Can a B2C contract fairly prevent non-UK residents from suing in their home courts?
Topic: Consumer Protection
Who: Standard Bank London Limited and Mr and Mrs Apostolakis
Where: The High Court, London
When: Early 2001
What Happened:
Mr and Mrs Apostolakis lived in Greece, but entered into a consumer contract with an English bank relating to foreign exchange margin trading. The arrangements involved the payment by the Apostolakises of a deposit. The written contract which the Apostolakis couple signed with the bank provided that any dispute would be subject to the exclusive jurisdiction of the English courts. Difficulties then ensued concerning the deposit arrangements and the Apostolakis couple decided to issue proceedings against the bank. Despite the exclusive jurisdiction clause, they issued those proceedings in their home court in Greece. In retaliation, Standard Bank issued their own proceedings in England. These were based on the exclusive jurisdiction clause and sought an injunction which would restrain the couple from pressing ahead with their action in Greece.
Mr and Mrs Apostolakis defended primarily on the basis of the Unfair Terms in Consumer Contracts Regulations 1999. These regulations provide that any clause in a consumer contract will be unenforceable if it can be shown to be "unfair" by causing a "significant imbalance" in the parties' rights and obligations which is contrary to principles of good faith.
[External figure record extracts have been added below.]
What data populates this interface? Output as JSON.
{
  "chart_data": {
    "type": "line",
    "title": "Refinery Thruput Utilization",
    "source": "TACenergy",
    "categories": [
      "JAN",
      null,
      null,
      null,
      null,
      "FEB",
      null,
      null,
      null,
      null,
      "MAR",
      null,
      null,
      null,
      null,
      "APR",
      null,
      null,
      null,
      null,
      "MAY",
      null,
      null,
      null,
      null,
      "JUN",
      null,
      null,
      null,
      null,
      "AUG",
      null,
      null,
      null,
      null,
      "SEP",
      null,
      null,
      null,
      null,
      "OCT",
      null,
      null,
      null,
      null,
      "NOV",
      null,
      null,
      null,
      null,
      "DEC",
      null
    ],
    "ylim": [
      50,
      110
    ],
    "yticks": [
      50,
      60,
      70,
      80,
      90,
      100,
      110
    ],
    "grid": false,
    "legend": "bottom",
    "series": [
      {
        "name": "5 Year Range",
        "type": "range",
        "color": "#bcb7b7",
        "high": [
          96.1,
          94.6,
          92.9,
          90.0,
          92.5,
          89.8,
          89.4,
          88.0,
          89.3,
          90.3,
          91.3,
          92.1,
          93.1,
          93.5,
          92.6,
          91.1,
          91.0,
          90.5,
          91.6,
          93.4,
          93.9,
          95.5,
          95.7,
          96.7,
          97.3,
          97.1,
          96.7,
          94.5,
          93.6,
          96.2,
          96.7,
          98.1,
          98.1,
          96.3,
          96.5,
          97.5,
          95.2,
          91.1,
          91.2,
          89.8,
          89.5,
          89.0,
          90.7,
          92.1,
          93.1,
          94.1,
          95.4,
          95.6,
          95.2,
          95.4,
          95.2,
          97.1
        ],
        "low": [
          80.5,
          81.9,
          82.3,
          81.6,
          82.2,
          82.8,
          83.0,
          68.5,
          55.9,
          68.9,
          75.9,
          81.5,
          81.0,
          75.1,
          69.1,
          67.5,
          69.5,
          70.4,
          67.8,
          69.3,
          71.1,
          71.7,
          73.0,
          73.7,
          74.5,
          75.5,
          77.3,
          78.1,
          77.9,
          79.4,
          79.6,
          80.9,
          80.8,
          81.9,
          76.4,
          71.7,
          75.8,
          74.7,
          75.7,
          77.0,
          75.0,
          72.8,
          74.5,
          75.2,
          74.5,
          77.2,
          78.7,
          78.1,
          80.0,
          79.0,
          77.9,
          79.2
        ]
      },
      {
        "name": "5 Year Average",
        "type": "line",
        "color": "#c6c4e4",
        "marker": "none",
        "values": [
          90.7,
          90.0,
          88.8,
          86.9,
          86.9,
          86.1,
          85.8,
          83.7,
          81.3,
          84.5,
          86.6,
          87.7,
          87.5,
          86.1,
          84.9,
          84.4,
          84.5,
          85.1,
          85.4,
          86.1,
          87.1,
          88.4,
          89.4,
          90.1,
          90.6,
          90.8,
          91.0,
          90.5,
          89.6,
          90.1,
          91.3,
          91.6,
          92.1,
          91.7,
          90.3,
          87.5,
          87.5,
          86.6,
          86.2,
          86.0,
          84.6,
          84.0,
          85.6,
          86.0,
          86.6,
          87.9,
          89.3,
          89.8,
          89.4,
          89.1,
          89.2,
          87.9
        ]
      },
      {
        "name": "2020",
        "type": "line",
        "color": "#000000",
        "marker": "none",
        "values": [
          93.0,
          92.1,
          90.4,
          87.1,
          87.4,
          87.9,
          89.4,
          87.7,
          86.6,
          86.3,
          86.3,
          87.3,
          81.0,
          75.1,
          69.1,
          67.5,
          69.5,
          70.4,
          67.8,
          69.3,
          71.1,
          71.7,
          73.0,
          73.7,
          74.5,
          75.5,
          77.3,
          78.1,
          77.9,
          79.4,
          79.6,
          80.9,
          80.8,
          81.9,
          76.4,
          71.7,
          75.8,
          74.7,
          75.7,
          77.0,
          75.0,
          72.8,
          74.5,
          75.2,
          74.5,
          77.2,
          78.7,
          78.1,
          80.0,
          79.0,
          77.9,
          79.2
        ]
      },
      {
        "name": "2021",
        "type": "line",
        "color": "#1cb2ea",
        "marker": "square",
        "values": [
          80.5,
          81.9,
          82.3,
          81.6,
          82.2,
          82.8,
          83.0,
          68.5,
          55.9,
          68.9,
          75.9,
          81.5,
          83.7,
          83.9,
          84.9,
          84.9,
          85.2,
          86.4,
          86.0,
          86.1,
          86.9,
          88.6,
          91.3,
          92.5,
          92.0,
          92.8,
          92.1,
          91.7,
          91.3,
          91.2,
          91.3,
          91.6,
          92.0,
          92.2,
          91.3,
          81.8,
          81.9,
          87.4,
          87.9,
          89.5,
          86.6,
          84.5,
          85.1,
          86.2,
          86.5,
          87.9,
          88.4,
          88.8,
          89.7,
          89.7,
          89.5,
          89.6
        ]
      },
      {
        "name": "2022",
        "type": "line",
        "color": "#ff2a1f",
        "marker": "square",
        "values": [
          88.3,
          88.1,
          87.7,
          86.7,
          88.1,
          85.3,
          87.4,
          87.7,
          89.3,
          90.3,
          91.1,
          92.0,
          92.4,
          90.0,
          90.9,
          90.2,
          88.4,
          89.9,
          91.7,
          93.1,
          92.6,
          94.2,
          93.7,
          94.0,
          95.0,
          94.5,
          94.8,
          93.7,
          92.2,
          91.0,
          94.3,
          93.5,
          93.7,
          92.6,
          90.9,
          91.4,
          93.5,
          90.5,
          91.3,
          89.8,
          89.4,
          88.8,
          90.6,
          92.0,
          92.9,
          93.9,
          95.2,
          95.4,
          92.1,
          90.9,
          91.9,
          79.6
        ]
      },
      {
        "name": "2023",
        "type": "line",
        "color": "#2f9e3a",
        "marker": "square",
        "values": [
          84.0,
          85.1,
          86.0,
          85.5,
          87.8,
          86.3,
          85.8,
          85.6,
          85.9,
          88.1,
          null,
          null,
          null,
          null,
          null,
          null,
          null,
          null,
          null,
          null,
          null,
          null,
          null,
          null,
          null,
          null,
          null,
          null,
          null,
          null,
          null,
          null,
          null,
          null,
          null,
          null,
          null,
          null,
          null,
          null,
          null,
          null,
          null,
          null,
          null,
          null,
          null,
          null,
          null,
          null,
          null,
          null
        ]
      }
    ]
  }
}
In this case the Apostolakises argued that the imbalance lay in the considerable cost and inconvenience to the Greek couple of having to bring proceedings in England rather than in their own backyard, in a language that they did not speak. The court agreed. It held the jurisdiction clause to be unfair and therefore not binding on the parties, The Standard Bank injunction case was thrown out and the Apostolakises were entitled to continue their proceedings in Greece.
Why This Matters:
In the course of its judgement, the English court did indicate that any prima facie unfairness and imbalance in exclusive jurisdiction clauses might be overcome in some cases if, at or before the time that the consumer contract in question was signed, a full explanation of the effect and meaning of the relevant clause was given to the consumer about to sign. However, UK businesses who might, either on-line or off-line, be entering into contracts with consumers resident outside the UK, should take great heed. They should assume that even if a full explanation is given of the implications of the clause, any provision which seeks to require the consumer to come to the courts of the UK in connection with any dispute arising from the contract might well be unenforceable. This could even apply where a consumer is resident in Scotland and the jurisdiction clause gives the courts of England and Wales exclusive jurisdiction. To be safe, therefore, such clauses should allow for the possibility of consumers bringing action in their own local courts.